As stated earlier, the Court may not reweigh the evidence or try the issues de novo, nor may it substitute its judgment for that of the Commissioner. Cook v. Heckler, 750 F.2d 391, 392 (5th Cir. 1985). Conflicts in the evidence are for the Commissioner “and not the courts to resolve.” Selders v. Sullivan, 914 F.2d at 617. The Court's review of the Commissioner's decision is limited to whether there is substantial evidence to support the findings of the Commissioner and whether the correct legal standards were applied. Anthony v. Sullivan, 954 F.2d at 292.
Although not specified, Plaintiff's argument essentially challenges the ALJ's RFC finding-which informed the ALJ's decision that Plaintiff can perform PRW and is, therefore, not disabled. The controlling question is not whether substantial evidence supports the Plaintiff's contention that she is disabled, but instead whether substantial evidence supports the ALJ's decision that she is not. The Court finds that the ALJ's decision is, indeed, supported by substantial evidence.

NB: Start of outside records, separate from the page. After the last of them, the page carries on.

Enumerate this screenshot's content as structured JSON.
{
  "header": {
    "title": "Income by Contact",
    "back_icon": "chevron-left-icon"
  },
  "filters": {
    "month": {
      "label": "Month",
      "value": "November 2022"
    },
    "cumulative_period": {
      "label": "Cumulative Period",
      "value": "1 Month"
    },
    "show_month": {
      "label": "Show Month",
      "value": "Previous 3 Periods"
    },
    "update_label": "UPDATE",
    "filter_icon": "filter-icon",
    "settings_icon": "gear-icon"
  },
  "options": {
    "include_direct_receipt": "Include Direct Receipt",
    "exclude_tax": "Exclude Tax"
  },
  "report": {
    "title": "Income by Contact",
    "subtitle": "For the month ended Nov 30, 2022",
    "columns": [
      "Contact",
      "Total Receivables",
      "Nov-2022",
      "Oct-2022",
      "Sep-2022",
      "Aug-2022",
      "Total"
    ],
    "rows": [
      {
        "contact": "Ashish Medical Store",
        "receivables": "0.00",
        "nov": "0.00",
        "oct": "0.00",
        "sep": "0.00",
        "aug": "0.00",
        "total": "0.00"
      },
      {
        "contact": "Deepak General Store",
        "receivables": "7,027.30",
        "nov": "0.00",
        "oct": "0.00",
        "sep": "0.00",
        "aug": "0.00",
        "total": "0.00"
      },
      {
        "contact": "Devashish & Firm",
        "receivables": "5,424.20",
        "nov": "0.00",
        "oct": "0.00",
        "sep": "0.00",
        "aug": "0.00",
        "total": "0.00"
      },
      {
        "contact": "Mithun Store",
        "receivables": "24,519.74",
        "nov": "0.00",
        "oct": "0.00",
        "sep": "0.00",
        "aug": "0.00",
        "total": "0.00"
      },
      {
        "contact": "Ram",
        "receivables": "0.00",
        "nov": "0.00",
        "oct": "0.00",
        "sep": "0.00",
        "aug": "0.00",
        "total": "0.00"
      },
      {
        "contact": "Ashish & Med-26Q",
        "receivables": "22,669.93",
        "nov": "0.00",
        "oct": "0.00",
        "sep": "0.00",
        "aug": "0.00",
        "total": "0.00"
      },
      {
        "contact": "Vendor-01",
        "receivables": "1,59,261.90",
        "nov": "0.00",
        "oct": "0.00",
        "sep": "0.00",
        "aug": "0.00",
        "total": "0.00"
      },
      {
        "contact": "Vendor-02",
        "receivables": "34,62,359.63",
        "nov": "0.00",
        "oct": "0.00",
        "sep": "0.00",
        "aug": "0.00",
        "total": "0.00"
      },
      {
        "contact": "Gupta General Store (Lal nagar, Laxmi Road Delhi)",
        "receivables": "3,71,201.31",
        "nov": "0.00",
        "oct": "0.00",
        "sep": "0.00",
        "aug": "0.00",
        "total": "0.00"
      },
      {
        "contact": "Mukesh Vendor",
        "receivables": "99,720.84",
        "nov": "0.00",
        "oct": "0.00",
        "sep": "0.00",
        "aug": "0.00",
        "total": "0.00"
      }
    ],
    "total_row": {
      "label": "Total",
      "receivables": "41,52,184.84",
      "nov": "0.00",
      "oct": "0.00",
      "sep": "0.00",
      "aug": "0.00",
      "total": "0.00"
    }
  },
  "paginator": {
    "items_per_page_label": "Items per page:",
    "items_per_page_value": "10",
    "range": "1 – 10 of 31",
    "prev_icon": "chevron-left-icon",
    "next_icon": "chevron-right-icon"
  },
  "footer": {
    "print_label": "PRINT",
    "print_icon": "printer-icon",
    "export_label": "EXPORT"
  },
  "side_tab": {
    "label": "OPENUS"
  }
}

Plaintiff harps on the ALJ's classification of her back disorders as “congenital” and the ALJ's alleged misrepresentation of Plaintiff's need for surgery and attempt to exercise. The objective medical evidence, however, still supports the ALJ's decision notwithstanding the classification of Plaintiff's back disorders, surgery recommendation, and attempts to exercise. Particularly, the medical evidence shows that Plaintiff rates her pain as a 2/10, (Tr. 327), has a full range of motion in her lumbar and cervical spine despite tenderness, (Tr. 328, 329, 341), has a normal gait, (Tr. 328, 357), and has no numbness, tingling, or weakness in her extremities. (Tr.490). On more than one occasion, Plaintiff's physical examination of her lumbar, thoracic, and cervical spine were normal. (Tr. 349, 357). Dr. Soleau further explained that Plaintiff has full strength in all muscle groups. (Tr. 334). Additionally, on August 23, 2021, Dr. Fautheree explained that Plaintiff's back pain is bearable. (Tr. 358).
Based on this information, substantial evidence supports the ALJ's finding that Plaintiff has the RFC to perform the full range of light work. Plaintiff's PRW as a women's apparel and accessory salesperson is categorized light, and her PRW as a receptionist, appointment clerk, and policy information clerk are categorized as sedentary. Accordingly, Plaintiff is capable of performing her PRW, and is, therefore, not disabled.
V.CONCLUSION
For the reasons given above, the Court RECOMMENDS that the Motion for Summary Judgment (R. Doc. 11) be DENIED, the decision of the Commissioner be AFFIRMED, and Plaintiff's appeal be DISMISSED with prejudice.